Mark Vellend

Les saisons de vol des papillons modifiés

Les changements climatiques ont des effets sur la faune et la flore. Et ils ont également un impact sur les saisons de vol de bon nombre d'espèces de papillons, montre une étude à laquelle a participé le professeur Mark Vellend de l'Université de Sherbrooke.
La chercheuse principale de cette étude est Heather Kharouba, qui était alors doctorante à l'Université de Colombie-Britannique, et qui se trouve maintenant à l'Université de Californie, à Davis, pour un postdoctorat.
Les conclusions de cette étude, à laquelle a aussi participé l'Université d'Ottawa, ont été dévoilées cet automne dans Global Change Biology. M. Vellend était alors le superviseur de Mme Kharouba.
« C'est clair qu'il y a une corrélation pour la plupart des espèces. Plus il fait chaud, plus la saison de vol est tôt. »
Les chercheurs se sont intéressés à environ 200 espèces de papillons, en utilisant notamment les collections de musées. L'équipe a utilisé des données pour 48 000 spécimens sur plus de 100 ans à travers le Canada. Les chercheurs ont aussi utilisé des données climatiques. Ils voulaient voir quelle est la corrélation entre la température et les dates de saison de vol.
« C'est clair qu'il y a une corrélation pour la plupart des espèces. Plus il fait chaud, plus la saison de vol est tôt », observe M. Vellend, professeur agrégé au département de biologie de l'Université de Sherbrooke.
Les scientifiques ont notamment observé que les espèces de papillon qui ont une saison de vol plus hâtive sont plus fragiles. De plus, les espèces moins mobiles, qui volent moins, sont plus sensibles également.
Il y a du positif dans ces constatations, puisque cela peut montrer que les papillons s'adaptent.

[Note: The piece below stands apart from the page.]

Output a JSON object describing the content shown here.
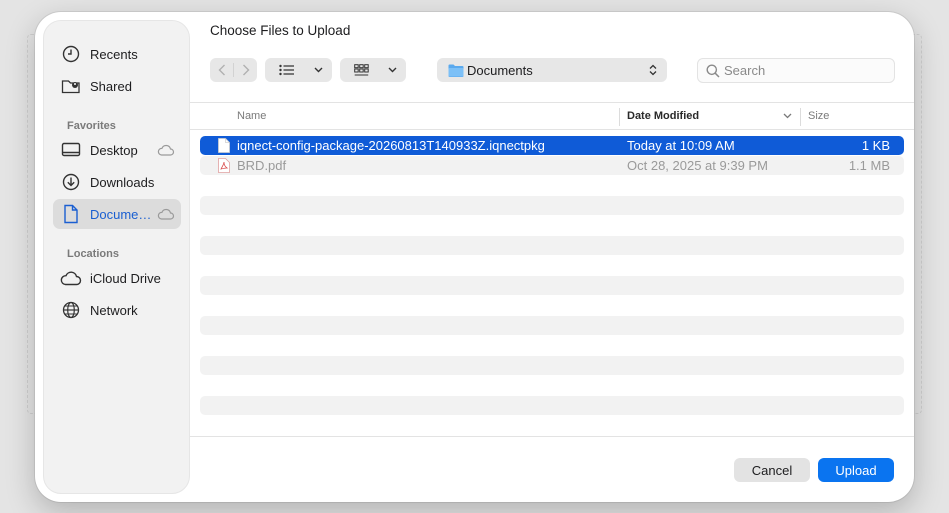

L'étude démontre qu'il y a une réponse aux changements climatiques. « S'ils ne répondaient pas, ce serait encore plus inquiétant. »
Il n'en demeure pas moins que pour certaines espèces, il est possible que les changements observés aux saisons de vol représentent certains risques.

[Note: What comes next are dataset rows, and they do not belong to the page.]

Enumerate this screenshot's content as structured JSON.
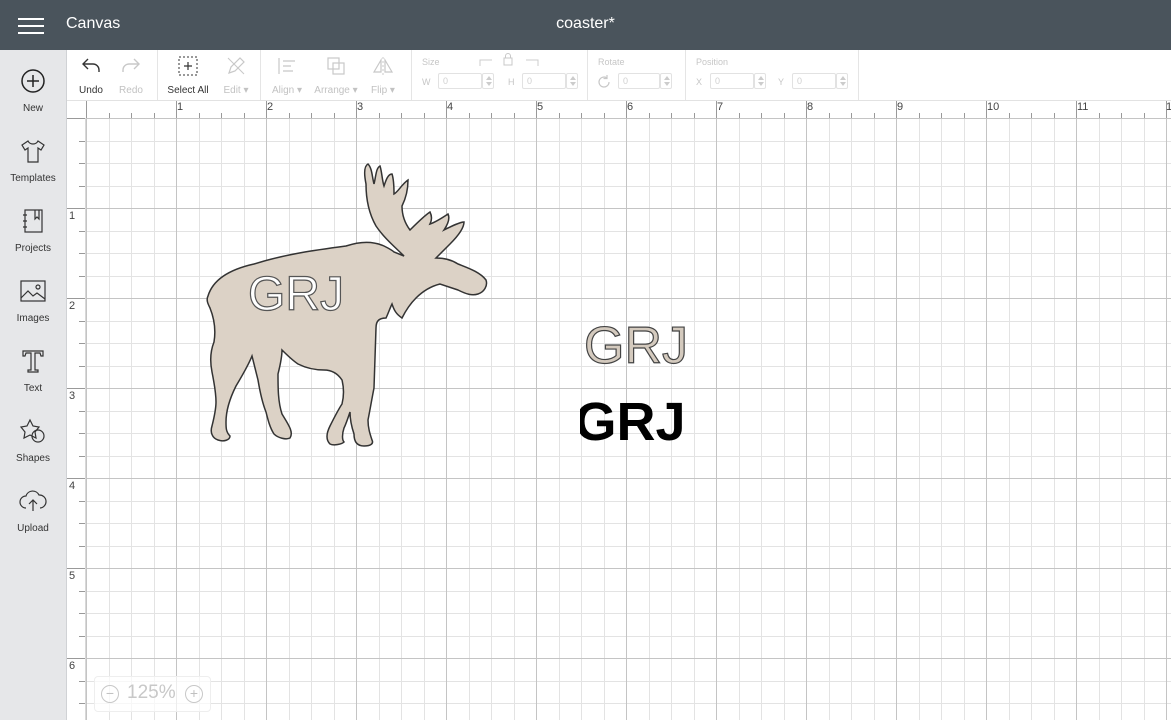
{
  "header": {
    "menu_icon": "hamburger-icon",
    "app_title": "Canvas",
    "doc_title": "coaster*"
  },
  "sidebar": {
    "items": [
      {
        "label": "New",
        "icon": "plus-circle-icon"
      },
      {
        "label": "Templates",
        "icon": "tshirt-icon"
      },
      {
        "label": "Projects",
        "icon": "notebook-icon"
      },
      {
        "label": "Images",
        "icon": "image-icon"
      },
      {
        "label": "Text",
        "icon": "text-t-icon"
      },
      {
        "label": "Shapes",
        "icon": "shapes-icon"
      },
      {
        "label": "Upload",
        "icon": "cloud-upload-icon"
      }
    ]
  },
  "toolbar": {
    "undo": "Undo",
    "redo": "Redo",
    "select_all": "Select All",
    "edit": "Edit",
    "align": "Align",
    "arrange": "Arrange",
    "flip": "Flip",
    "size": {
      "title": "Size",
      "w_label": "W",
      "h_label": "H",
      "w_value": "0",
      "h_value": "0"
    },
    "rotate": {
      "title": "Rotate",
      "value": "0"
    },
    "position": {
      "title": "Position",
      "x_label": "X",
      "y_label": "Y",
      "x_value": "0",
      "y_value": "0"
    }
  },
  "ruler": {
    "top": [
      "1",
      "2",
      "3",
      "4",
      "5",
      "6",
      "7",
      "8",
      "9",
      "10",
      "11",
      "1"
    ],
    "left": [
      "1",
      "2",
      "3",
      "4",
      "5",
      "6"
    ]
  },
  "canvas": {
    "moose_text": "GRJ",
    "outline_text": "GRJ",
    "solid_text": "GRJ",
    "moose_fill": "#dcd2c6",
    "outline_fill": "#d4cabe",
    "solid_fill": "#000000"
  },
  "zoom": {
    "value": "125%",
    "minus": "−",
    "plus": "+"
  }
}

L'utilisation de ce type de données, que l'on retrouve dans des musées, représente une source d'informations importantes pour les chercheurs, mais elles sont peu utilisées jusqu'ici.
« On peut détecter les changements climatiques avec une base de données qui est disponible à peu près partout sur la Terre, mais qui est jusqu'à maintenant sous-exploitée », observe M. Vellend.
« On commence à découvrir l'utilité des anciens spécimens. Ce sont des données historiques. Un des thèmes de notre laboratoire est de trouver des données historiques que l'on peut utiliser. »
« On ne peut pas aller dans le passé pour faire des études dans le passé. On cherche toute l'information qu'on peut sur ce qui s'est produit », mentionne M. Vellend en faisant allusion à l'importance de conserver des données accumulées au fil du temps.